Interview Exercise


The interview exercise we had to shoot in class was a great learning curve into how to edit sequences effectively.

I was a little challenged with this as Matt, Mel and I shot the interview quite simply without any different angles or any breaks to cut between as we didn’t really realise we would be editing it afterwards into a clip.

With this obstacle I found it hard to edit the clip as I didn’t know what to do with it to make it any different, or change it up. We also encountered a problem in that after we shot the footage we realised you couldn’t really hear Mel asking Matt the questions about his bike (this was most likely my fault as I was doing the audio for this clip, sorry guys!). After thinking about what I could do to turn our footage into a cohesive clip I finally came up with some ideas.

First of all I decided not to use any of Mel’s questioning, as unfortunately you couldn’t really hear what she was asking. Instead of using the questions we asked I edited three different parts of the 5 minute clip we made using three different parts with Matt discussing three different aspects of biking (we weren’t given a topic for the interview but Matt decided to grab his bike and chat about that).
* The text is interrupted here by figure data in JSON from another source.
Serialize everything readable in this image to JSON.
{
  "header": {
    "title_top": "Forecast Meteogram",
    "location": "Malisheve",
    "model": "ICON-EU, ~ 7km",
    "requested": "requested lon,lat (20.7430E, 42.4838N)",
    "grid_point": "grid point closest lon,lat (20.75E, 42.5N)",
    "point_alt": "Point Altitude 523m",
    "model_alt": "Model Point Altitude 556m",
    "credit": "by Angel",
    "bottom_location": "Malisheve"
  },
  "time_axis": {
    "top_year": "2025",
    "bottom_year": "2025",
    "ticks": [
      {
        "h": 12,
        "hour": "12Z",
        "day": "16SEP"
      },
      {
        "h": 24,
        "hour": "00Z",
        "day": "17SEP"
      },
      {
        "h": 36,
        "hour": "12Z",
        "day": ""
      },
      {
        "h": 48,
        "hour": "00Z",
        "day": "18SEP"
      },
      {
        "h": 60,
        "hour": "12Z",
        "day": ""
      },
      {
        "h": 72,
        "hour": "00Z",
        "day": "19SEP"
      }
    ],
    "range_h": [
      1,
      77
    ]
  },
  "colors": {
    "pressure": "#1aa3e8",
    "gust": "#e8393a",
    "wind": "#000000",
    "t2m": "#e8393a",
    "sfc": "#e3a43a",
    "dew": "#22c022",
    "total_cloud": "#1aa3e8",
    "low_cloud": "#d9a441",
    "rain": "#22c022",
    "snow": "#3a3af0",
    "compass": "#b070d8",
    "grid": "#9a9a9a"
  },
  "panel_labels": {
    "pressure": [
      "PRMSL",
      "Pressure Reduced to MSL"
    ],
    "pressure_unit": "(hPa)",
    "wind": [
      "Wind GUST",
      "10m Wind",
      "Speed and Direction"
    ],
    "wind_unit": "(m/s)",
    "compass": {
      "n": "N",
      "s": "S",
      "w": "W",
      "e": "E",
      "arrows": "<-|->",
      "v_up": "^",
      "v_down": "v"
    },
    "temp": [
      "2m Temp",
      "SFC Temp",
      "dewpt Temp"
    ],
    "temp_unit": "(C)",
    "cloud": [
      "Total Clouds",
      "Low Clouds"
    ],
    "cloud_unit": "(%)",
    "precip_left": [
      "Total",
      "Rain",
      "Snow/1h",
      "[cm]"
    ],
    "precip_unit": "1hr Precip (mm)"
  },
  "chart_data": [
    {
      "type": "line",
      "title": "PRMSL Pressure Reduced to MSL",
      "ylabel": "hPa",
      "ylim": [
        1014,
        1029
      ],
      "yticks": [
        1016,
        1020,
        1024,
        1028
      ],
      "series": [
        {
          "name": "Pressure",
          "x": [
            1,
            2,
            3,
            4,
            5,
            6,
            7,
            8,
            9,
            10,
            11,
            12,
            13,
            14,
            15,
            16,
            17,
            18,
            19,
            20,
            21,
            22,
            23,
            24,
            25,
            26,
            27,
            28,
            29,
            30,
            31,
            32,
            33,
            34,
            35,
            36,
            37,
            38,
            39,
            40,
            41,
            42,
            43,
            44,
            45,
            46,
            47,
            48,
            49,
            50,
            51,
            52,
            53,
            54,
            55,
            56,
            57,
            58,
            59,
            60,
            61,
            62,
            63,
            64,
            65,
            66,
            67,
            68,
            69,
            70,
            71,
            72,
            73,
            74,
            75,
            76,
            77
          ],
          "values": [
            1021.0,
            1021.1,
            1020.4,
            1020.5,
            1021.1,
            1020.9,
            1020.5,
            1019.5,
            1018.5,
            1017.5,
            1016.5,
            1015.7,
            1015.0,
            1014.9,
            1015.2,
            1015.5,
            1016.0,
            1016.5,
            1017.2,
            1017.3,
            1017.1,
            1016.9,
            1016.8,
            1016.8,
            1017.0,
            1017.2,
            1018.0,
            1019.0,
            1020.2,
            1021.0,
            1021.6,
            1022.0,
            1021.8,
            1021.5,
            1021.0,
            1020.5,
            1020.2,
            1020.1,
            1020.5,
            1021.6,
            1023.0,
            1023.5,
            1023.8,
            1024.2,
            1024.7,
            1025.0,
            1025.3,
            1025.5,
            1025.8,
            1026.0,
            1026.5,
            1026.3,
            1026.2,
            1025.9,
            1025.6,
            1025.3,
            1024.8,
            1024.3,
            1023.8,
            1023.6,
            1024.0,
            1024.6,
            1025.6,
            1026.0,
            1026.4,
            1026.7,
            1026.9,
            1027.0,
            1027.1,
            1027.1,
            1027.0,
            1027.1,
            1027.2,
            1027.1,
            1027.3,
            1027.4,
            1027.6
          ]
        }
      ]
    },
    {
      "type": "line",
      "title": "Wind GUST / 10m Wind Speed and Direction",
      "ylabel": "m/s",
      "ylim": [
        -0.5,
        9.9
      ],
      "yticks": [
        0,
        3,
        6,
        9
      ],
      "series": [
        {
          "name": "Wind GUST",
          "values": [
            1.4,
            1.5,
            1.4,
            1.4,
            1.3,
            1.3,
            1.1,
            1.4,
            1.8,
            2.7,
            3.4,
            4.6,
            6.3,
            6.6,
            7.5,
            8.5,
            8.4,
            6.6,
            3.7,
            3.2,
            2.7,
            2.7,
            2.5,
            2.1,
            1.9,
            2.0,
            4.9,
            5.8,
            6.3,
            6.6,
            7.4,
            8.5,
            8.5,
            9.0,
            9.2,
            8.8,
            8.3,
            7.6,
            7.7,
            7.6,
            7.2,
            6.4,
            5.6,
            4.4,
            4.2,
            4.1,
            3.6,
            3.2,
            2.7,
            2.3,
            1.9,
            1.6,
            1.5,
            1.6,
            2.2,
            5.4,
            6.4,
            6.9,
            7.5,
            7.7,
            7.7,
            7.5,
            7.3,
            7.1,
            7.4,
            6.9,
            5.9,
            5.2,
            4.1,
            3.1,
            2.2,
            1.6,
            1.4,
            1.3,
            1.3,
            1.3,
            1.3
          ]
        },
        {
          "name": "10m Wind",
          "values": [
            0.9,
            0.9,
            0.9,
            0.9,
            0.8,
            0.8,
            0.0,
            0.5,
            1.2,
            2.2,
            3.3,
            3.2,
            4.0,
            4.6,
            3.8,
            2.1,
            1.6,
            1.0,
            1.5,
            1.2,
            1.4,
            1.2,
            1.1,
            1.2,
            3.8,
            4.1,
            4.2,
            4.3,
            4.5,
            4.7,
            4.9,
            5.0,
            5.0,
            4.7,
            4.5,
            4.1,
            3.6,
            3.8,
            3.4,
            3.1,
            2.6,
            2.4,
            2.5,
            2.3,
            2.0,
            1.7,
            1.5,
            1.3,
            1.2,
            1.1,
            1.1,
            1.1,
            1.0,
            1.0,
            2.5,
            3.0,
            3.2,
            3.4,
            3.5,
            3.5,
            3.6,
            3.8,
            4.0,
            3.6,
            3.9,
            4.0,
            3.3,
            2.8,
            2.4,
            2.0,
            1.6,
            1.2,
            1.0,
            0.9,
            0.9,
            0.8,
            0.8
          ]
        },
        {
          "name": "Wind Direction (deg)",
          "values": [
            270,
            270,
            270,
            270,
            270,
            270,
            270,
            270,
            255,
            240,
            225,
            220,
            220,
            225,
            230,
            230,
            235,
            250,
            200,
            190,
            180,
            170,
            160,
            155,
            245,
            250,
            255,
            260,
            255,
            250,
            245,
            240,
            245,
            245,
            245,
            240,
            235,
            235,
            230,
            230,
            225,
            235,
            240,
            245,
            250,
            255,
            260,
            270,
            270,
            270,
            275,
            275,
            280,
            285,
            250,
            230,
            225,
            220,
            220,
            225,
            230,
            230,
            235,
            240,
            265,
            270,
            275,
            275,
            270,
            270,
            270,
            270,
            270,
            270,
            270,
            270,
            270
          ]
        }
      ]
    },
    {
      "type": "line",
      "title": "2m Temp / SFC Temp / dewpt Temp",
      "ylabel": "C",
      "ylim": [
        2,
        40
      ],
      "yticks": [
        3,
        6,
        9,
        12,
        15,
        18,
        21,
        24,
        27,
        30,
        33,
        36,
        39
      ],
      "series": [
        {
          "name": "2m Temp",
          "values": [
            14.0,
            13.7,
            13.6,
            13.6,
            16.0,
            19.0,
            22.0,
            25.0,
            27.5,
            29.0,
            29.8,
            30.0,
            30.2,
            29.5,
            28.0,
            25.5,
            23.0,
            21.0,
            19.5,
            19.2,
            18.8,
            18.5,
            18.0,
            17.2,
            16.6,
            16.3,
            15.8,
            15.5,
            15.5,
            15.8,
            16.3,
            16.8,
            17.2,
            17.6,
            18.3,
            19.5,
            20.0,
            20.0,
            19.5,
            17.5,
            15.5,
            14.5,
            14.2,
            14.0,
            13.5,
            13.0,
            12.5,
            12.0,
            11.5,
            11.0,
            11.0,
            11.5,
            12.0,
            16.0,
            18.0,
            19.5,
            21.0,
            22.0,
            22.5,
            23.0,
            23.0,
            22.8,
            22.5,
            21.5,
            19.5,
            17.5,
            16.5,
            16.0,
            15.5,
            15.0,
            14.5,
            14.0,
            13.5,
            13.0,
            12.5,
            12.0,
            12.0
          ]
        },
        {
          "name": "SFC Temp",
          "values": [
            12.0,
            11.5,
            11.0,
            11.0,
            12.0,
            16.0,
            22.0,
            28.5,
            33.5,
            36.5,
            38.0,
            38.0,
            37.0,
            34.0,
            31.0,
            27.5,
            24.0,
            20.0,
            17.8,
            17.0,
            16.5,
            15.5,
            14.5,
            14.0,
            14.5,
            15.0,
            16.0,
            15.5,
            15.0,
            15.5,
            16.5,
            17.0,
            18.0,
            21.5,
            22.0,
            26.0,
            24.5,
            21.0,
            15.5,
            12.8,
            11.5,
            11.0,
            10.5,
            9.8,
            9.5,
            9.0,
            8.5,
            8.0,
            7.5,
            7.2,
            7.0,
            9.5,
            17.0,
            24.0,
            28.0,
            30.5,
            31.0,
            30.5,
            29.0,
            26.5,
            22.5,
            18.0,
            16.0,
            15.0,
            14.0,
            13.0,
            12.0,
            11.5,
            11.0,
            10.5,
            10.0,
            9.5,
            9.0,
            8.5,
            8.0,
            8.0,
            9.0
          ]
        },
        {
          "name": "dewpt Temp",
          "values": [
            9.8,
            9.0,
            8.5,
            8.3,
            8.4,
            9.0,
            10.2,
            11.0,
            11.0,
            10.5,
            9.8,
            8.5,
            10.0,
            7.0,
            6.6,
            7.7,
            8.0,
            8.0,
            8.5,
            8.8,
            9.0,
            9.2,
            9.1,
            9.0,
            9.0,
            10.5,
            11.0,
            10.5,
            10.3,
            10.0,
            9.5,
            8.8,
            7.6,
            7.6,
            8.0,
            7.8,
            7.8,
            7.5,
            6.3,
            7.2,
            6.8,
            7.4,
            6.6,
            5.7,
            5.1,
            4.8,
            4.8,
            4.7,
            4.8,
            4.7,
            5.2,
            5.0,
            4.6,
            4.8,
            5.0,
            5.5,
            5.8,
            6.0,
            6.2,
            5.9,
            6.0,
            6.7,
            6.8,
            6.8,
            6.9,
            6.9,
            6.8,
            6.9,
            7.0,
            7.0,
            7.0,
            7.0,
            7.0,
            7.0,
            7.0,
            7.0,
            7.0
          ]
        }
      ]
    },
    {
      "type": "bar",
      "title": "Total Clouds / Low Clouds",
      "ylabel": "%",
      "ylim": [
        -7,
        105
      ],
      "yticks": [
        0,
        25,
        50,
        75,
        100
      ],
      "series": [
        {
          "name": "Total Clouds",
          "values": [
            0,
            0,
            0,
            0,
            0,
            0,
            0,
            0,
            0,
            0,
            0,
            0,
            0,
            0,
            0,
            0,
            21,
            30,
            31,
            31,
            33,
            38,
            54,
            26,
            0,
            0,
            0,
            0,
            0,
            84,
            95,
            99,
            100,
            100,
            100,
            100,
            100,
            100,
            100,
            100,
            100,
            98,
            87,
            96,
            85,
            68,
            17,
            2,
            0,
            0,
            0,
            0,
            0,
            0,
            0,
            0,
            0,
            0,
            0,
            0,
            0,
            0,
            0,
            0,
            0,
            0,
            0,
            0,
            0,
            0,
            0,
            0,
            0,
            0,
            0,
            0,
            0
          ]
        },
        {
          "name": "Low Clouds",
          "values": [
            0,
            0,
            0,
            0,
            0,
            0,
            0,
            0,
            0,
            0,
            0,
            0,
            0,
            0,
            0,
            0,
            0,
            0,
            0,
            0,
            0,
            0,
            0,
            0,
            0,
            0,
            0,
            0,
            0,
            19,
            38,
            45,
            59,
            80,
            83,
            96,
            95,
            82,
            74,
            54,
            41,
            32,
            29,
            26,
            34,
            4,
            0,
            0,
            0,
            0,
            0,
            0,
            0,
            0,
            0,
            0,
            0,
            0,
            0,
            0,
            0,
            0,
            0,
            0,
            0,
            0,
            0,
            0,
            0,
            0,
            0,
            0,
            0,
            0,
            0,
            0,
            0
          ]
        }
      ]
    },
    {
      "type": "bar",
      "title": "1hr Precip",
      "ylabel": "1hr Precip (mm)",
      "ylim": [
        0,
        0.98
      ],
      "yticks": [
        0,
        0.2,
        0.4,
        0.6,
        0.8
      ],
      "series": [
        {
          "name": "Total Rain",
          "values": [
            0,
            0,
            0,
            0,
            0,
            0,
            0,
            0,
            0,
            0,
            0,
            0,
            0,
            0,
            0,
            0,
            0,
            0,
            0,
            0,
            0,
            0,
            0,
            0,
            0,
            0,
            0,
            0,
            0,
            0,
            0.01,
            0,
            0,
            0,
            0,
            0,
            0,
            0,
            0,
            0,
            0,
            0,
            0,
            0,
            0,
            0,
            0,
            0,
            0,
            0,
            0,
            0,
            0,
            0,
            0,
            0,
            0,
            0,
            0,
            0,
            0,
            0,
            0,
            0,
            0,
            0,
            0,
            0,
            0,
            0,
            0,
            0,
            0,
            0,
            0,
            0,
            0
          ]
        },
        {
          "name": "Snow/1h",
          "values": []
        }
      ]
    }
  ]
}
Instead of using the questions I simply edited in a crossfade effect so it was clear to the audience that the interviewee was now discussing something different. I think this worked effectively as you can tell when the crossfade comes in that Matt has finished discussing one aspect of bike ownership and moved onto another.

I also zoomed in on one part of the video so it appeared we had taken the footage from a different angle. I think this also helped to emphasise when different questions were being answered and different topics were being discussed. It also helped in that it made the video a little bit more visually interesting, instead of just one shot of Matt from the same angle/distance the entire time.

Lastly I added a royalty free music track to the piece, just to give it a little bit more flow. I think this helped and I turned the volume down on the music track so it didn’t drown Matt’s voice out.

Overall I was happy with how the edit of the interview turned out. It was still a little rough but I think it turned out OK, and it was a great experience to edit it and learn how you can change things up even when you think you have no options.